The Glacial Hypothesis Appears
It is hardly more than a century since science began to realize that large parts of Europe and North America once were covered with glaciers. The discovery came from attempts to explain certain disturbing things called “erratic blocks.” These were large masses of stone—sometimes weighing as much as 10,000 tons—which had no business being where they were, because the native rock in their neighborhood was entirely different. Some of the erratic blocks, for example, should have been hundreds of miles away. The common explanation was that they were water-borne, perhaps by the biblical flood. An American cotton manufacturer accounted for the wearing away and the scratching of such boulders by supposing that they had been embedded in the lower surfaces of icebergs and then swept scraping across the earth by the tumultuous waters on which the Ark had ridden.

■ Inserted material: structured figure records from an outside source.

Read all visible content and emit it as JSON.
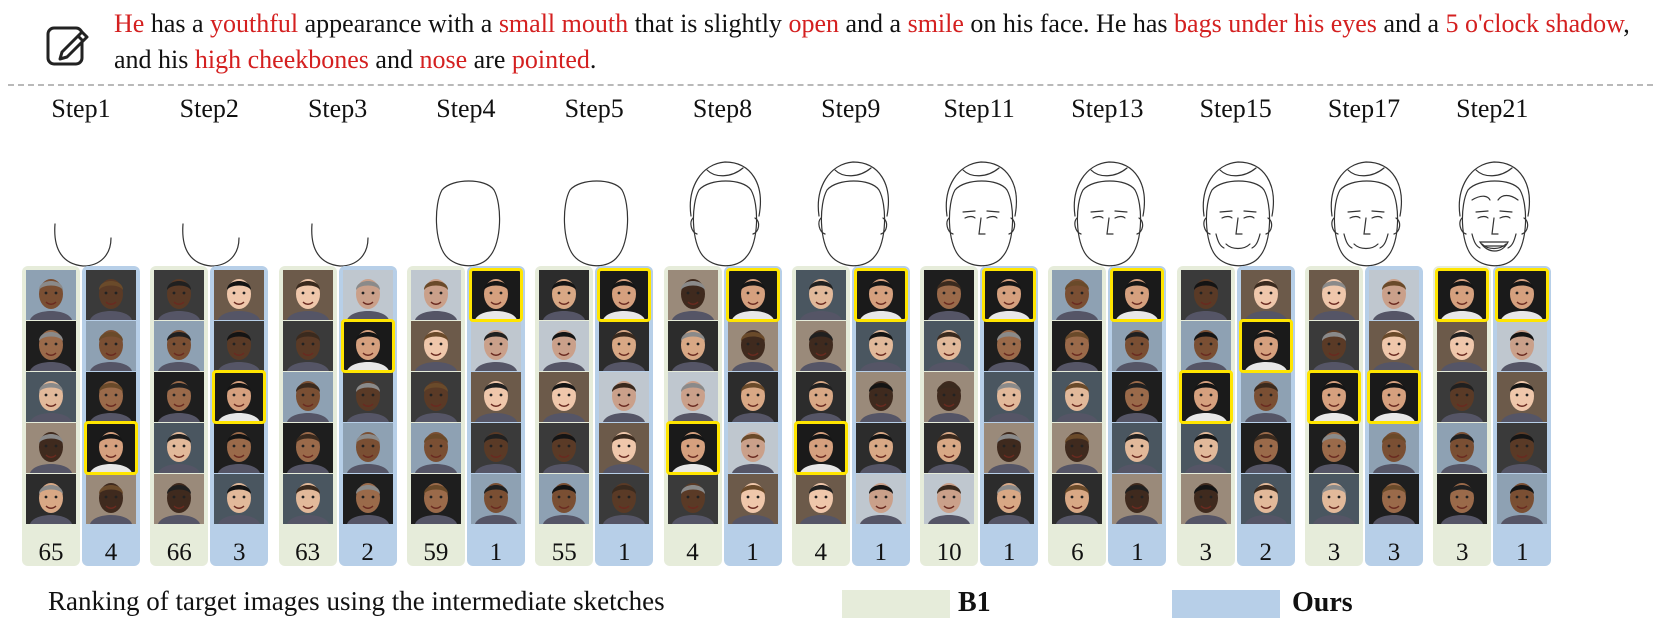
{
  "caption": {
    "segments": [
      {
        "text": "He",
        "highlight": true
      },
      {
        "text": " has a ",
        "highlight": false
      },
      {
        "text": "youthful",
        "highlight": true
      },
      {
        "text": " appearance with a ",
        "highlight": false
      },
      {
        "text": "small mouth",
        "highlight": true
      },
      {
        "text": " that is slightly ",
        "highlight": false
      },
      {
        "text": "open",
        "highlight": true
      },
      {
        "text": " and a ",
        "highlight": false
      },
      {
        "text": "smile",
        "highlight": true
      },
      {
        "text": " on his face. He has ",
        "highlight": false
      },
      {
        "text": "bags under his eyes",
        "highlight": true
      },
      {
        "text": " and a ",
        "highlight": false
      },
      {
        "text": "5 o'clock shadow",
        "highlight": true
      },
      {
        "text": ", and his ",
        "highlight": false
      },
      {
        "text": "high cheekbones",
        "highlight": true
      },
      {
        "text": " and ",
        "highlight": false
      },
      {
        "text": "nose",
        "highlight": true
      },
      {
        "text": " are ",
        "highlight": false
      },
      {
        "text": "pointed",
        "highlight": true
      },
      {
        "text": ".",
        "highlight": false
      }
    ]
  },
  "icon": "edit-note-icon",
  "colors": {
    "highlight": "#d42020",
    "b1": "#e6ecda",
    "ours": "#b7cfe8",
    "hit": "#ffe500"
  },
  "steps": [
    {
      "label": "Step1",
      "b1_rank": "65",
      "ours_rank": "4",
      "b1_hits": [],
      "ours_hits": [
        3
      ],
      "detail": 1
    },
    {
      "label": "Step2",
      "b1_rank": "66",
      "ours_rank": "3",
      "b1_hits": [],
      "ours_hits": [
        2
      ],
      "detail": 1
    },
    {
      "label": "Step3",
      "b1_rank": "63",
      "ours_rank": "2",
      "b1_hits": [],
      "ours_hits": [
        1
      ],
      "detail": 1
    },
    {
      "label": "Step4",
      "b1_rank": "59",
      "ours_rank": "1",
      "b1_hits": [],
      "ours_hits": [
        0
      ],
      "detail": 2
    },
    {
      "label": "Step5",
      "b1_rank": "55",
      "ours_rank": "1",
      "b1_hits": [],
      "ours_hits": [
        0
      ],
      "detail": 2
    },
    {
      "label": "Step8",
      "b1_rank": "4",
      "ours_rank": "1",
      "b1_hits": [
        3
      ],
      "ours_hits": [
        0
      ],
      "detail": 3
    },
    {
      "label": "Step9",
      "b1_rank": "4",
      "ours_rank": "1",
      "b1_hits": [
        3
      ],
      "ours_hits": [
        0
      ],
      "detail": 3
    },
    {
      "label": "Step11",
      "b1_rank": "10",
      "ours_rank": "1",
      "b1_hits": [],
      "ours_hits": [
        0
      ],
      "detail": 4
    },
    {
      "label": "Step13",
      "b1_rank": "6",
      "ours_rank": "1",
      "b1_hits": [],
      "ours_hits": [
        0
      ],
      "detail": 4
    },
    {
      "label": "Step15",
      "b1_rank": "3",
      "ours_rank": "2",
      "b1_hits": [
        2
      ],
      "ours_hits": [
        1
      ],
      "detail": 5
    },
    {
      "label": "Step17",
      "b1_rank": "3",
      "ours_rank": "3",
      "b1_hits": [
        2
      ],
      "ours_hits": [
        2
      ],
      "detail": 5
    },
    {
      "label": "Step21",
      "b1_rank": "3",
      "ours_rank": "1",
      "b1_hits": [
        0
      ],
      "ours_hits": [
        0
      ],
      "detail": 6
    }
  ],
  "footer": {
    "text": "Ranking of target images using the intermediate sketches"
  },
  "legend": [
    {
      "name": "B1",
      "color": "#e6ecda"
    },
    {
      "name": "Ours",
      "color": "#b7cfe8"
    }
  ]
}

In 1802 John Playfair, a professor of mathematics at Edinburgh, ventured the theory that the blocks had been transported by glacial ice.[1] This idea had occurred to a mountaineer named Kuhn in 1787, and Saussure echoed it in 1803; they knew and interpreted correctly the moraines of loose stones and boulders which they saw at the foot and the sides of the glaciers. From 1821 to the middle thirties various French, Swiss, and German scientists—Brard, Venetz, Charpentier, and Schimper—discussed and amplified this idea. Though A. Bernhardi, an obscure German professor of forestry, suggested in 1832 that “the polar ice once reached clear to the southernmost edge of the district which is now covered by those rock remnants,”[2] it was not until 1837 that the glacial theory took definite shape. Then Louis Agassiz, speaking before a Swiss society, launched the glacial hypothesis that there had been a period of great cold just before the advent of recent life. By 1840, when Agassiz published his Studies of the Glaciers, the idea was pretty generally accepted; he had “added the Glacial Epoch to the geological time-table.” The theory has been much amplified since then.

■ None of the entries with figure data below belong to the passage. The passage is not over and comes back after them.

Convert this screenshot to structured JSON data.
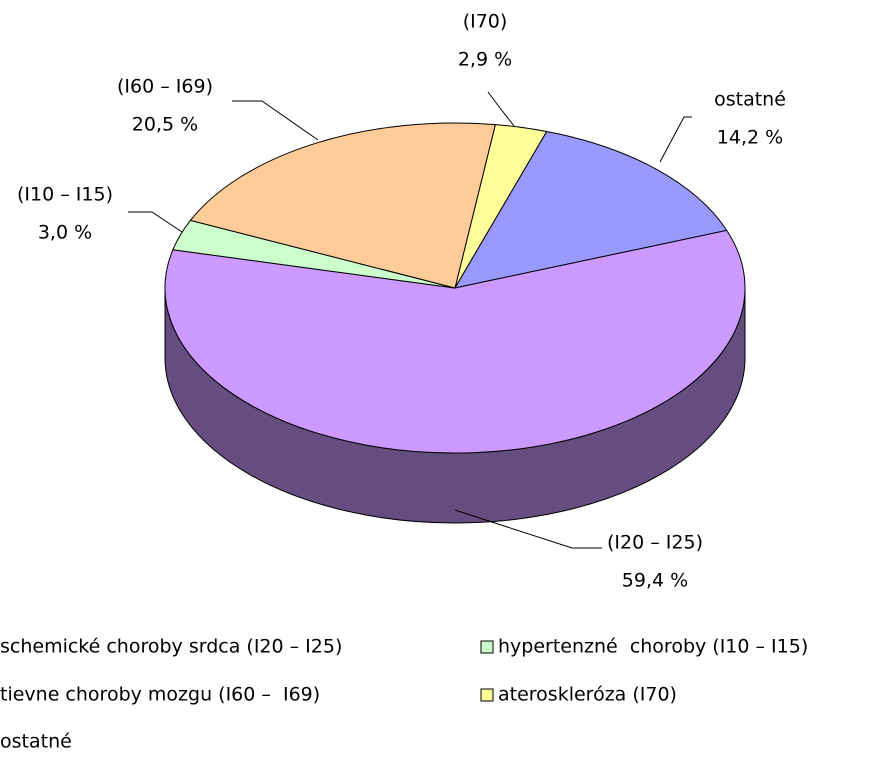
{
  "chart_data": {
    "type": "pie",
    "categories": [
      "(I20 – I25)",
      "(I10 – I15)",
      "(I60 – I69)",
      "(I70)",
      "ostatné"
    ],
    "values": [
      59.4,
      3.0,
      20.5,
      2.9,
      14.2
    ],
    "value_labels": [
      "59,4 %",
      "3,0 %",
      "20,5 %",
      "2,9 %",
      "14,2 %"
    ],
    "colors": [
      "#cc99ff",
      "#ccffcc",
      "#ffcc99",
      "#ffff99",
      "#9999ff"
    ],
    "legend": [
      "schemické choroby srdca (I20 – I25)",
      "hypertenzné  choroby (I10 – I15)",
      "tievne choroby mozgu (I60 –  I69)",
      "ateroskleróza (I70)",
      "ostatné"
    ]
  }
}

Adolphe Morlot, in 1854, discovered fossils of temperate plants between layers of glacial deposits, and advanced the theory that there had been warm periods as well as cold ones during the Great Ice Age. In his “Notice sur le Quaternaire en Suisse” he suggested three separate glaciations with two warm interglacial periods between. In 1874 James Geikie, the geologist of Edinburgh, brought out his The Great Ice Age and Its Relation to the Antiquity of Man, building upon Morlot’s work; and his Prehistoric Europe, in 1881, expanded the glaciations to six. Yet for thirty more years some stubborn scientists still believed in a single glaciation.

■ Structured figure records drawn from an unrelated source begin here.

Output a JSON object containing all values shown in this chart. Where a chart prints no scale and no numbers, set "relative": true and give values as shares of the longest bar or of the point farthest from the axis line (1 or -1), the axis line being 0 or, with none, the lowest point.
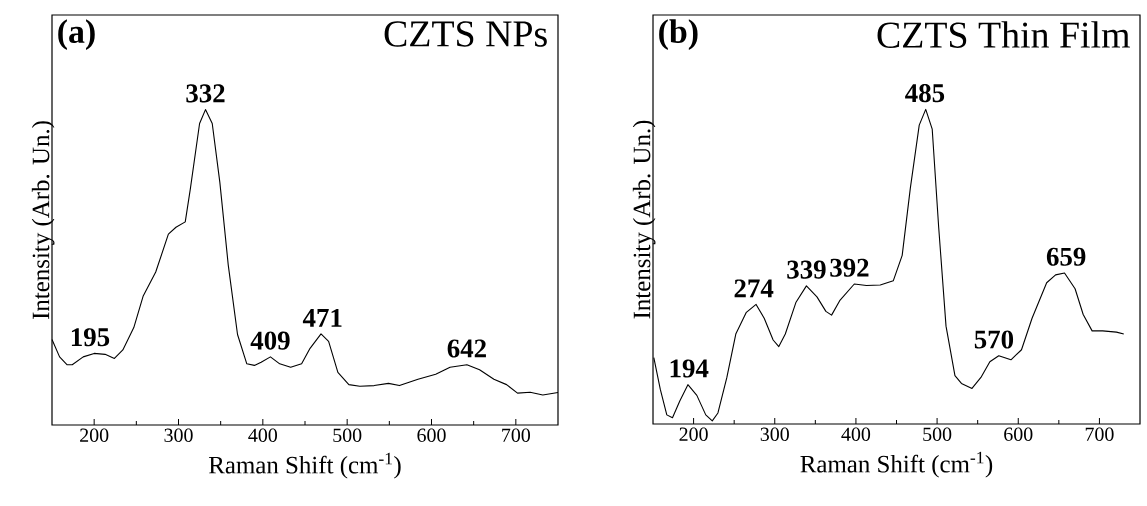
{
  "chart_data": [
    {
      "type": "line",
      "title": "CZTS NPs",
      "xlabel": "Raman Shift (cm$^{-1}$)",
      "ylabel": "Intensity (Arb. Un.)",
      "relative": true,
      "color": "#000000",
      "xlim": [
        150,
        750
      ],
      "xticks": [
        200,
        300,
        400,
        500,
        600,
        700
      ],
      "annotations": [
        "(a)",
        {
          "text": "195",
          "x": 195,
          "y": 0.227
        },
        {
          "text": "332",
          "x": 332,
          "y": 1.0
        },
        {
          "text": "409",
          "x": 409,
          "y": 0.216
        },
        {
          "text": "471",
          "x": 471,
          "y": 0.289
        },
        {
          "text": "642",
          "x": 642,
          "y": 0.191
        }
      ],
      "x": [
        150,
        159,
        168,
        174,
        187,
        200,
        213,
        224,
        234,
        247,
        258,
        273,
        288,
        297,
        308,
        314,
        325,
        332,
        340,
        349,
        359,
        370,
        381,
        390,
        398,
        409,
        420,
        433,
        446,
        456,
        469,
        478,
        489,
        502,
        515,
        532,
        549,
        562,
        584,
        605,
        622,
        642,
        657,
        674,
        689,
        702,
        717,
        732,
        750
      ],
      "values": [
        0.271,
        0.216,
        0.191,
        0.191,
        0.216,
        0.227,
        0.224,
        0.211,
        0.238,
        0.309,
        0.408,
        0.485,
        0.605,
        0.627,
        0.644,
        0.748,
        0.956,
        1.0,
        0.956,
        0.77,
        0.507,
        0.287,
        0.194,
        0.189,
        0.199,
        0.216,
        0.194,
        0.183,
        0.194,
        0.243,
        0.289,
        0.265,
        0.167,
        0.128,
        0.123,
        0.125,
        0.132,
        0.125,
        0.145,
        0.161,
        0.183,
        0.191,
        0.175,
        0.145,
        0.128,
        0.101,
        0.104,
        0.095,
        0.103
      ]
    },
    {
      "type": "line",
      "title": "CZTS Thin Film",
      "xlabel": "Raman Shift (cm$^{-1}$)",
      "ylabel": "Intensity (Arb. Un.)",
      "relative": true,
      "color": "#000000",
      "xlim": [
        150,
        750
      ],
      "xticks": [
        200,
        300,
        400,
        500,
        600,
        700
      ],
      "annotations": [
        "(b)",
        {
          "text": "194",
          "x": 194,
          "y": 0.125
        },
        {
          "text": "274",
          "x": 274,
          "y": 0.38
        },
        {
          "text": "339",
          "x": 339,
          "y": 0.439
        },
        {
          "text": "392",
          "x": 392,
          "y": 0.445
        },
        {
          "text": "485",
          "x": 485,
          "y": 1.0
        },
        {
          "text": "570",
          "x": 570,
          "y": 0.217
        },
        {
          "text": "659",
          "x": 659,
          "y": 0.48
        }
      ],
      "x": [
        151,
        159,
        167,
        174,
        183,
        193,
        204,
        215,
        223,
        230,
        241,
        252,
        265,
        277,
        287,
        298,
        305,
        313,
        326,
        339,
        352,
        363,
        370,
        380,
        398,
        413,
        430,
        446,
        457,
        467,
        478,
        486,
        494,
        502,
        511,
        522,
        530,
        543,
        554,
        565,
        576,
        591,
        604,
        617,
        635,
        646,
        657,
        670,
        680,
        691,
        704,
        721,
        730
      ],
      "values": [
        0.211,
        0.11,
        0.029,
        0.02,
        0.073,
        0.125,
        0.091,
        0.029,
        0.01,
        0.035,
        0.148,
        0.286,
        0.355,
        0.38,
        0.336,
        0.267,
        0.246,
        0.286,
        0.386,
        0.439,
        0.404,
        0.358,
        0.346,
        0.392,
        0.445,
        0.44,
        0.442,
        0.455,
        0.536,
        0.749,
        0.95,
        1.0,
        0.937,
        0.624,
        0.311,
        0.154,
        0.129,
        0.113,
        0.148,
        0.198,
        0.217,
        0.204,
        0.236,
        0.336,
        0.449,
        0.474,
        0.48,
        0.43,
        0.348,
        0.296,
        0.296,
        0.292,
        0.286
      ]
    }
  ]
}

It was not until the turn of the century that the work of Albrecht Penck and Eduard Brückner established the history of the Alpine glaciations on a solid scientific foundation that has endured pretty well till today. They found four major glaciations and named them in neat alphabetical order after four Alpine valleys—Günz, Mindel, Riss, and Würm.[3] They divided the Würm glaciation at first into two periods of activity, and later into a number of smaller oscillations toward the end. There has been some controversy over the subdivisions of the Würm, and one to three Danubian glaciers have been suggested hundreds of thousands of years before the Günz; but the general hypothesis brought forward by Agassiz and the amplifications of his successors are now definitely established. With all this goes much knowledge of the ice sheets that covered Scandinavia, northern England, and Germany as far south as Dresden, and North America from ocean to ocean and down to Long Island and the Ohio and Missouri rivers.